HB3102 S H&HR AM #1
The Committee on Health and Human Resources moved to amend the bill by striking out everything after the enacting section and inserting in lieu thereof the following:
ARTICLE 5. MISCELLANEOUS PROVISIONS.
§9-5-26. Selling of Hopemont Hospital.
(a) The Secretary of the Department of Health and Human Resources shall divest of the facilities; land; buildings and improvements; contents; employment, patient and contractual interests; licenses for staffed beds; and all other assets utilized in the current operation of the facility excluding any cash, cash equivalents and marketable securities of the long-term care facility known as the Hopemont Hospital.
(b) The secretary shall ensure that the patients are transferred to an area facility and shall minimize effects on long-term care facility residents, including any potential risk that could arise from relocating current residents and shall provide updates to the Joint Committee on Government and Finance and to the Legislative Oversight Commission on Health and Human Resources Accountability, pursuant to state law.
(c) The secretary shall assure that a replacement facility of 60 beds be constructed on the land currently utilized for Hopemont Hospital to accommodate the needs of the patient population at Hopemont and be operated as a geriatric psychiatric nursing home accepting, regardless of age, only individuals with high acuity needs similar to the residents of Hopemont Hospital, such as geri-psych, behavioral symptoms, Alzheimer's, intellectual and developmental disabilities, and patients with a criminal history who do not present a danger to staff or other residents.

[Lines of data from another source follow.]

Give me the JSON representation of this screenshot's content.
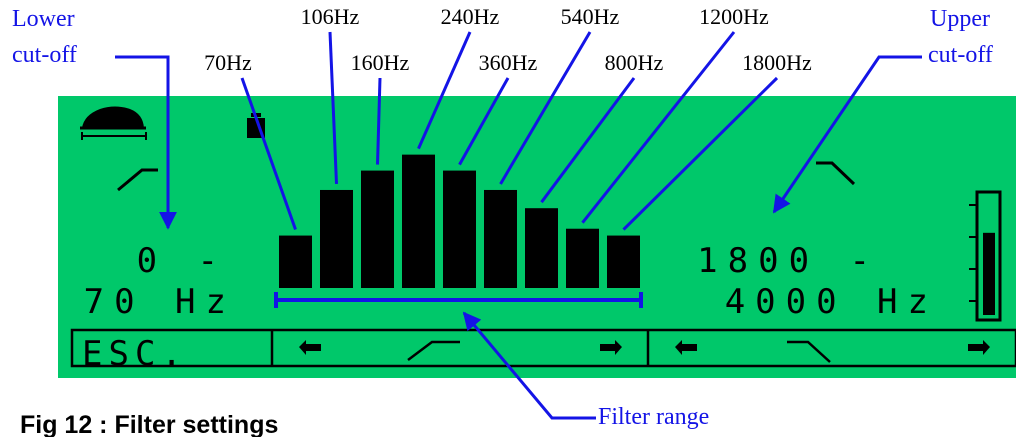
{
  "annotations": {
    "lower_cutoff": [
      "Lower",
      "cut-off"
    ],
    "upper_cutoff": [
      "Upper",
      "cut-off"
    ],
    "filter_range": "Filter range",
    "color": "#1414e6"
  },
  "frequencies": [
    {
      "label": "70Hz",
      "level": 0.46
    },
    {
      "label": "106Hz",
      "level": 0.86
    },
    {
      "label": "160Hz",
      "level": 1.03
    },
    {
      "label": "240Hz",
      "level": 1.17
    },
    {
      "label": "360Hz",
      "level": 1.03
    },
    {
      "label": "540Hz",
      "level": 0.86
    },
    {
      "label": "800Hz",
      "level": 0.7
    },
    {
      "label": "1200Hz",
      "level": 0.52
    },
    {
      "label": "1800Hz",
      "level": 0.46
    }
  ],
  "display": {
    "background": "#00c86a",
    "lower_value": "0 -",
    "lower_unit": "70 Hz",
    "upper_value": "1800 -",
    "upper_unit": "4000 Hz",
    "esc_label": "ESC.",
    "level_meter": 0.69,
    "icons": [
      "speaker-icon",
      "battery-icon",
      "low-cut-slope-icon",
      "high-cut-slope-icon",
      "left-arrow-icon",
      "right-arrow-icon"
    ]
  },
  "caption": "Fig 12 : Filter settings"
}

(d) All licensed beds of Hopemont Hospital that are not staffed as of the effective date of this section are deemed to be decertified and delicensed and may not be transferred or otherwise added to the licensed bed compliment of any health care facility.
(e) This section is not subject to the purchasing requirements of article three, chapter five-a of this code.
(f) Sales and transfers pursuant to this section are exempt from certificate of need requirements provided in article two-d, chapter sixteen of this code.
(g) Sales and transfers under this section are exempt from Medicaid rules and policies.
(h) The secretary, in consultation with the Director of the Division of Personnel, shall create a plan and coordinate with the secretary to create a strategy to minimize the effects on employees.
(i) The Department of Health and Human Resources, in consultation with the Division of Personnel, the Consolidated Public Retirement Board and any other state agency as applicable, shall prepare a benefit package for employees of Hopemont Hospital who are laid off, employed by a successor company or retire as a result of the divestment. Such benefits may include, but are not limited to, investment in retraining, placement on the Division of Personnel’s reemployment list with preference, the purchase of actuarially sound years of service based on prior years of service with Hopemont Hospital or its predecessors or any other benefits otherwise permitted under state law. The Division of Personnel, the Consolidated Public Retirement Board and any other necessary state agency shall cooperate and take any such action as necessary to implement such benefit package. Benefits packages as described in this subsection may be funded by the Hopemont Long Term Care Facility Development Fund. As used in this subsection “successor company” means any company who purchases any of the assets as described in subsection (a) of this section: Provided, That no provision of this subsection may be construed to require any further appropriation by the Legislature: Provided, however, That the Department of Health and Human Resources shall enter into a memoranda of understanding with the Division of Personnel, the Consolidated Public Retirement Board, and the Public Employees Insurance Agency prior to implementation of any benefit package with any employee which must state any cost to any affected retirement system and that this cost is to be paid by the Department of Health and Human Resources. No benefit package may be granted unless memoranda of understanding are filed with the Division of Personnel, the Consolidated Public Retirement Board, and the Public Employees Insurance Agency, and the agreement of the Department of Health and Human Resources to pay the same by a date certain, or if there is not cost, the agreement of the parties to the same. Any benefit package granted without such memoranda of understanding is unlawful.
(j) The secretary shall prepare a complete accounting of all assets to the Joint Committee on Government and Finance.
(k) There is created in the state treasury a special revenue account to be known as the “Hopemont Long Term Care Facility Development Fund”. The fund shall consist of appropriations to effectuate the purposes of this section and any revenue or sales proceeds derived from activities provided for in accordance with this section. Expenditures from the fund are for the purposes set forth in this section and are not authorized from collections but are to be made only in accordance with appropriation by the Legislature and in accordance with the provisions of article three, chapter twelve of this code.
(l) This section shall be construed broadly as to provide the secretary with the latitude to accomplish the goals of this section.